No caso do frevo, existe uma especificidade em relação às orquestras, já que muitas não são contratadas pelos governos, e sim por blocos e eventos privados. A orquestra do Maestro Oséas, uma das mais famosas do Estado, não recebeu nenhum auxílio governamental. Em 2020, o grupo não conseguiu se apresentar pela Prefeitura de Olinda porque o horário oferecido conflitava com as saídas dos blocos de frevo tradicionais da cidade, como Boi da Macuca e Elefante. Isso criou problemas para conseguir o auxílio do município.
"Nesse ano eu iria tocar em algumas festas privadas de blocos, mas todas 'morgaram' com o novo decreto. Tinham festas da Trinca de Azes, da Macuca, do Elefante, do John Travolta… Eu tô vivendo com apoio da família. Na pandemia ganhei 3 mil em cada ano, pela Aldir Blanc. Não ganhei nada do governo porque a minha casa está no nome da minha filha e ela recebe Bolsa Família. Sinto falta do Carnaval, do bloco, do povo, da turma brincando comigo. Sinto muita falta, mas primeiramente prezo pela minha saúde", diz Óseas Leão de Souza.
Junior Afro é membro do Comitê Gestor de Salvaguarda do Frevo, tipo de instituição criada para manifestações que são consideradas patrimônios. Ele opina que, se houvesse uma política estrutura da preservação desses patrimônios imateriais, a situação de vulnerabilidade poderia ser menor na atualidade.
"Não podemos observar os brincantes, as orquestras, como coisas que se processam apenas no Carnaval. As expressões estão em vulnerabilidade pela falta de uma política estruturada para esse patrimônio. No Recife, por exemplo, não existe uma política de preservação concreta do frevo. O que existe são iniciativas, como o Paço do Frevo, mas o frevo se processa no cotidiano como uma manifestação cultural", diz Junior.

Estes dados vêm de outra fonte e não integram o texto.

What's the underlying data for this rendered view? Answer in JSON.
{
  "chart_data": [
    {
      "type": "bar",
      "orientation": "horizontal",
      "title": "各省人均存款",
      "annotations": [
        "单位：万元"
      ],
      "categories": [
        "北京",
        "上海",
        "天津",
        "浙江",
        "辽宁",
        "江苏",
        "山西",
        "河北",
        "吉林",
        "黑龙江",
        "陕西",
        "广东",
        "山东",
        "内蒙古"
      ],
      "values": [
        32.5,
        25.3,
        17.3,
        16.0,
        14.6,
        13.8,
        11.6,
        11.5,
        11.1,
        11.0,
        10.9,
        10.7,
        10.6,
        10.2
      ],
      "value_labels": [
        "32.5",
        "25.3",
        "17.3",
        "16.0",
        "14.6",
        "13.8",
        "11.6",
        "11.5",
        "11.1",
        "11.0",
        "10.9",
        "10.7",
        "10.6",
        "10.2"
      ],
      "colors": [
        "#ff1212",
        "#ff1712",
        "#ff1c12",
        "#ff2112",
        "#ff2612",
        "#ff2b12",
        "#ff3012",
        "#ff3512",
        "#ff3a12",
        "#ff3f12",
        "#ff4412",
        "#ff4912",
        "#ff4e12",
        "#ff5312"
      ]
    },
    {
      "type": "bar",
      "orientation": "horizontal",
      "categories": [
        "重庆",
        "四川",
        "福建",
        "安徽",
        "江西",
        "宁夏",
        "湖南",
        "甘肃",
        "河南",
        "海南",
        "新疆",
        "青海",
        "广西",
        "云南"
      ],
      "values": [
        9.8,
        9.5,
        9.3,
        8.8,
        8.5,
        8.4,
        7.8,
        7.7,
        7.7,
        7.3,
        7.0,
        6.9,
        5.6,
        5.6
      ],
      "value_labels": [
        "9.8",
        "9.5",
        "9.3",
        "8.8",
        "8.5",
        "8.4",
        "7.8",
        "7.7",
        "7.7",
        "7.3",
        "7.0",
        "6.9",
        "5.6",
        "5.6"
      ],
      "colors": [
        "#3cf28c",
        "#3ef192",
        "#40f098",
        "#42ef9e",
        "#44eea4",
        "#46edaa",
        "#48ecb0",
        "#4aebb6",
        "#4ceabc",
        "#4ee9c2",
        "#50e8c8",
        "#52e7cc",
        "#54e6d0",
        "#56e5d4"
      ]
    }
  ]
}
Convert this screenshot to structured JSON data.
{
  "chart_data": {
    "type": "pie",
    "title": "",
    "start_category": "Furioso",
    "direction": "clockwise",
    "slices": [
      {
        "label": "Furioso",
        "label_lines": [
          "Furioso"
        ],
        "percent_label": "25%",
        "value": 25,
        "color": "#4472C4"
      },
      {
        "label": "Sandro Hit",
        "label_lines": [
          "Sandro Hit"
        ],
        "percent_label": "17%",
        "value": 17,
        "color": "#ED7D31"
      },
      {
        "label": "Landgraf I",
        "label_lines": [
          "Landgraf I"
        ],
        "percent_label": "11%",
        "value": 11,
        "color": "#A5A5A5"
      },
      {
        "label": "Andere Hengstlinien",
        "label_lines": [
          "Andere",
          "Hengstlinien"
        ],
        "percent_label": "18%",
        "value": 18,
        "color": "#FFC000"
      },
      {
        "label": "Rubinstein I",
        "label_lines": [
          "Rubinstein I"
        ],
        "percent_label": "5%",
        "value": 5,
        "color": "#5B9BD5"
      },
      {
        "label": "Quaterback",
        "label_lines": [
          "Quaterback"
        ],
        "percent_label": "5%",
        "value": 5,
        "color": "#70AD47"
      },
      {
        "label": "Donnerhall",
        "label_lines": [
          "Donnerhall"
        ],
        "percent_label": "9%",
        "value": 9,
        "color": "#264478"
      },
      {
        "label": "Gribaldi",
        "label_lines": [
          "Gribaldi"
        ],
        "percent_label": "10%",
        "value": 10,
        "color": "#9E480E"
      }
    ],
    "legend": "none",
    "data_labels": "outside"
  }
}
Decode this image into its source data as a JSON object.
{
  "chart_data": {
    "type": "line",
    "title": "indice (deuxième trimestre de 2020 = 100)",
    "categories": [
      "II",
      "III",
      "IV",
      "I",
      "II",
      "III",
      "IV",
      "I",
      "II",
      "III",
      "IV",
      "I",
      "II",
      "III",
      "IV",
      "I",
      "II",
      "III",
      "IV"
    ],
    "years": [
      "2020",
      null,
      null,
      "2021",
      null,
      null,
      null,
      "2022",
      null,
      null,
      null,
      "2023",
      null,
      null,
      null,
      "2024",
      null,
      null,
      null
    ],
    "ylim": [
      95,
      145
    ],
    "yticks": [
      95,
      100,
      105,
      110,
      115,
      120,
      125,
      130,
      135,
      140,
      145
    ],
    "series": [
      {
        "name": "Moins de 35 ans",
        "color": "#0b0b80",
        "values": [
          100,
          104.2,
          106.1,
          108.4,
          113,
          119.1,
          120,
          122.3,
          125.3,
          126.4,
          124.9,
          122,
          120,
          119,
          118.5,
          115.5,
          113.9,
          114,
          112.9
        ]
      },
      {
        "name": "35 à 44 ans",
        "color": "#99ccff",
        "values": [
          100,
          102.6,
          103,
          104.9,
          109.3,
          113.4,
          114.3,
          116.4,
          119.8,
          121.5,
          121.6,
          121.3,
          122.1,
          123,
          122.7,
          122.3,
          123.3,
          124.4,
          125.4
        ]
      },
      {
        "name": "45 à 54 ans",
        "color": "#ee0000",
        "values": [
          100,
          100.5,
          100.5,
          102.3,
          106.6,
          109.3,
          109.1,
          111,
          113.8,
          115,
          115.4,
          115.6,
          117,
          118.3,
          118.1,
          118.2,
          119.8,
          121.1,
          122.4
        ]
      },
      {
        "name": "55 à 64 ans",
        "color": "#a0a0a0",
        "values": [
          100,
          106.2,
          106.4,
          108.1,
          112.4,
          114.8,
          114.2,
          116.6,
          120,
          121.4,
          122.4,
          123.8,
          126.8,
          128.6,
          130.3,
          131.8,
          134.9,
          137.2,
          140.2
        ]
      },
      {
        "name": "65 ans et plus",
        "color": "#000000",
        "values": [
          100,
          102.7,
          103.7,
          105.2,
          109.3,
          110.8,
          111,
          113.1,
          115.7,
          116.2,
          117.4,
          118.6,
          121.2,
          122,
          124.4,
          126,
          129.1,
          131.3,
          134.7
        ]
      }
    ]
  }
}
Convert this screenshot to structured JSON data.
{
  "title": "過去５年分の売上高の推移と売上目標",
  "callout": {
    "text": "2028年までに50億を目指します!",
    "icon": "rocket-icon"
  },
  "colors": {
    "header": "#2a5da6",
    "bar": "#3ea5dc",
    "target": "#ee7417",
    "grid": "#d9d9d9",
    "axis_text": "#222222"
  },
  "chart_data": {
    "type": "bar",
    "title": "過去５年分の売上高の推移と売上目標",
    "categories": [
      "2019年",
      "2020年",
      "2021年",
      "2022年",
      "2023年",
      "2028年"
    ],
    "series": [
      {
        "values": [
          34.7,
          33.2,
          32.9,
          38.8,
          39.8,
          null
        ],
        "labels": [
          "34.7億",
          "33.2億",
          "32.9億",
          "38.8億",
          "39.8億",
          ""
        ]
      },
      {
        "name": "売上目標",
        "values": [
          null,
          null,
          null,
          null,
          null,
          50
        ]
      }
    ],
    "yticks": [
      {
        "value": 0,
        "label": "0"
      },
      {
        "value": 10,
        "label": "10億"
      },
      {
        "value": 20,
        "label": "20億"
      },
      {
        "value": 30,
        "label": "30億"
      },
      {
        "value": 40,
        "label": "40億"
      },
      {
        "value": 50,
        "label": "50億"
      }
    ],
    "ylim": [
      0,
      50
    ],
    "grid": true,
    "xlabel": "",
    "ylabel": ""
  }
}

"Obviamente, a pandemia prejudicou, porque houve a necessidade de parar, mas a comunidade já vivia com problemas. Então, se houvesse uma política estruturada de formação, de acompanhamento, inclusive nas sedes das agremiações, não estaríamos com tantos problemas", continua.
"A comunidade do frevo reconhece a importância dos auxílios, dos esforços de setores da sociedade, sobretudo para aprovar a Lei Aldir Blanc. O que questionamentos é essa manifestação que é colocada à iminência do desaparecimento. A manifestação tem problemas de sobrevivência e corre o risco de desaparecer. O governo não pode esperar a calamidade para cuidar de uma expressão cultural, precisamos de políticas permanentes."
Papel do produtor tem sido pouco lembrado
Jadion Helena Santos é produtora, articuladora cultural e mulher negra - como a mesma ressalta -, sendo responsável pela Cria Produções Artísticas e de Turismo. Ela aponta para um aspecto menos lembrado nas discussões sobre o tema: a situação das produtoras que mediam os grupos da cultura popular com o poder público.
"A ida de um grupo popular para uma apresentação envolve dinheiro para ônibus, compra do figurino novo, entre os detalhes para colocá-lo na rua. O produtor tem esse papel importante para contribuir. Muitas vezes, a Prefeitura do Recife contrata a empresa que representa esse artista. O diferencial é que não somos uma pessoa, somos uma empresa, e um salário mínimo (como será dado no auxílio individual da PCR) não paga nem um imposto municipal. Ainda temos impostos estaduais, federais, um contador, internet, energia", diz Jadion.
"Os auxílios não pensaram nos produtores e existe um risco das produtoras culturais fecharem as portas. Para os grupos, garanto que esses auxílios são para as pessoas comerem ou pagarem dívidas. O valor não dá para comprar tecido e fazer um figurino, por exemplo. Tudo isso tem um custo muito alto. Não tem como estruturar um grupo para ir para a rua sem o Carnaval", finaliza.